Another common characteristic of meditation is compassionate acceptance toward yourself. During meditation, it is inevitable that your mind wanders. You're staring at a candle, observing its flicker, and suddenly you're thinking about the last time you cleaned your bathroom. Meditation asks us to accept the thoughts that surface, acknowledge them, and let it go without judgment as you regain your focus.
Meditation helps us train our attention to support plasticity in the brain - that is, the brain's ability to change and adapt. We need to challenge the mind to form new connections between brain cells.
Research suggests that meditation and mindfulness can positively impact how you feel and may even reduce the risk of clinical depression.
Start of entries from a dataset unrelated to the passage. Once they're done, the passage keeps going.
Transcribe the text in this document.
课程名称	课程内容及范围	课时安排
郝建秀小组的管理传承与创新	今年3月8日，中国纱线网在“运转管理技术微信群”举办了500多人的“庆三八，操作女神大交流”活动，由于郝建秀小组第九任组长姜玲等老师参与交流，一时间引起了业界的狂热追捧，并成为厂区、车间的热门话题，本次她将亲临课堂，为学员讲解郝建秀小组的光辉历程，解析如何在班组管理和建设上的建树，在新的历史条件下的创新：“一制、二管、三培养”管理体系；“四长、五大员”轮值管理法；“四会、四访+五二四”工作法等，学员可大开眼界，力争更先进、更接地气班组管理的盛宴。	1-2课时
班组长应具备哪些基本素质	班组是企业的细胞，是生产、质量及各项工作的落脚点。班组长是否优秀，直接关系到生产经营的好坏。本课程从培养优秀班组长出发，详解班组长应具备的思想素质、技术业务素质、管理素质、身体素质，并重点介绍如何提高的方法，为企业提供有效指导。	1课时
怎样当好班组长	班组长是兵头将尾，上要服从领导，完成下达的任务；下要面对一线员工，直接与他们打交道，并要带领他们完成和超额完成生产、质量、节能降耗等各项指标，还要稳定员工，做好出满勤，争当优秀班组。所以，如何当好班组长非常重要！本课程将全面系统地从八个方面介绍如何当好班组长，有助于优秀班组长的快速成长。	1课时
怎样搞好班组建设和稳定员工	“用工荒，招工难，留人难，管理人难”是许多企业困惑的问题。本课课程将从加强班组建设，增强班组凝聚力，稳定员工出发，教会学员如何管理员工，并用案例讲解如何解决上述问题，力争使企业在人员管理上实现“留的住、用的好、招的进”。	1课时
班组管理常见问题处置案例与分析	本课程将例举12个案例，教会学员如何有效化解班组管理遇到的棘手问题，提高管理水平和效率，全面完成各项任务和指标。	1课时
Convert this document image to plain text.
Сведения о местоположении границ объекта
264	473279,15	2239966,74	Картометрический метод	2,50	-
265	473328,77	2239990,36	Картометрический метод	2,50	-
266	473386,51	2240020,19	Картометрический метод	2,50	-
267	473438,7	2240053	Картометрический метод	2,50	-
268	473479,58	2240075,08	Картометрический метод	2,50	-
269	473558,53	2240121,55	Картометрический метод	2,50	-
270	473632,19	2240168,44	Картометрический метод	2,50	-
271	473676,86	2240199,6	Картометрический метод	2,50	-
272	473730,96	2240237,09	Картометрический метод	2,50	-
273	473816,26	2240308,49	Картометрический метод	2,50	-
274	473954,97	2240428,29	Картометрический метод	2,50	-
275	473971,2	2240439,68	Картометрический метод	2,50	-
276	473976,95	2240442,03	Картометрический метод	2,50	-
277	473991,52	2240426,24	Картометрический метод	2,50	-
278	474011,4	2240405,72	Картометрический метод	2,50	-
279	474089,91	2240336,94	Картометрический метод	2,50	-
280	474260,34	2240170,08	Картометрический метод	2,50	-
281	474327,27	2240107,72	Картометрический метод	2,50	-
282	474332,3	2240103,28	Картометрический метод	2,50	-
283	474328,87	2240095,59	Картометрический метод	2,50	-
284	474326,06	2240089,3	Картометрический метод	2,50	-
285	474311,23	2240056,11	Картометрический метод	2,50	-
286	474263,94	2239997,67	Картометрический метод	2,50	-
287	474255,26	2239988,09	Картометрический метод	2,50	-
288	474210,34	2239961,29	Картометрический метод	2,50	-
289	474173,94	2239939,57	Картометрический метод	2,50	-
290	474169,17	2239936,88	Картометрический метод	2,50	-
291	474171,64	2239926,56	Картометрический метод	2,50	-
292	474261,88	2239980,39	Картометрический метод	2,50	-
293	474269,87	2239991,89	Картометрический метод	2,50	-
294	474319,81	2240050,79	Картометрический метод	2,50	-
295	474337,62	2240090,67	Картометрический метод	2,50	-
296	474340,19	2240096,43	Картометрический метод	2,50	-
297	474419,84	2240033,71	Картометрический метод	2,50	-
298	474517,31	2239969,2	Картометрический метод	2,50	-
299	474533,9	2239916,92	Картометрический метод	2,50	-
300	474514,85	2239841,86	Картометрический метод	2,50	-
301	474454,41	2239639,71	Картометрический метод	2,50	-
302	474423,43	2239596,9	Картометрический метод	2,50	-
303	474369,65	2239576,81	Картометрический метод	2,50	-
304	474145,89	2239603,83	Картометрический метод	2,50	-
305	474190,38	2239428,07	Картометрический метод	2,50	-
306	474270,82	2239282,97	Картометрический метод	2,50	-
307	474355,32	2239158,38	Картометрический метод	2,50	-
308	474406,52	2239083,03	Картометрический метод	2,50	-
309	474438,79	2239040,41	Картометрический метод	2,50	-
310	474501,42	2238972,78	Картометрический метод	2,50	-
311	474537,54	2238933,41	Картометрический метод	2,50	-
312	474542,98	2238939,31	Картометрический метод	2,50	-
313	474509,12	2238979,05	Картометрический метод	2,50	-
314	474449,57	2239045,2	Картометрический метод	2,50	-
Meditation can create a state of deep physiological rest in a very similar way to that of sleep. This kind of rest helps to restore every cell in your body. Meditation may help you get to sleep, stay asleep, or sleep more deeply.
Stress affects your thyroid function. When your body is stressed, your adrenal glands produce cortisol. Studies suggest that elevated levels of thyroid-stimulating hormone are associated with high levels of cortisol. Meditation can lower cortisol levels which may support thyroid function
Starting a meditation practice on your own can be difficult. It may be helpful to have some guidance, especially in the beginning. You may be able to find in-person meditation classes at your local library or health center. Online, you can find endless guided meditations on YouTube, Insight Timer, or subscription services like Headspace and Calm.
We recommend you start with small doses. Choose a time of day that you want to meditate, and start with one or two minutes. Sit or lay down in whatever position feels comfortable to you. Once you feel satisfied with your starting time frame, add 30 seconds or a minute and continue to build up from there.
Start each practice with deep breathing. When we hold stress in our body, we clench up, and our breath becomes shallow, which restricts blood flow. Take five or ten deep, delicious breaths at the beginning of your meditation and notice how it changes the quality of your practice.
Remember that you can't mess this up! There is no wrong way to meditate.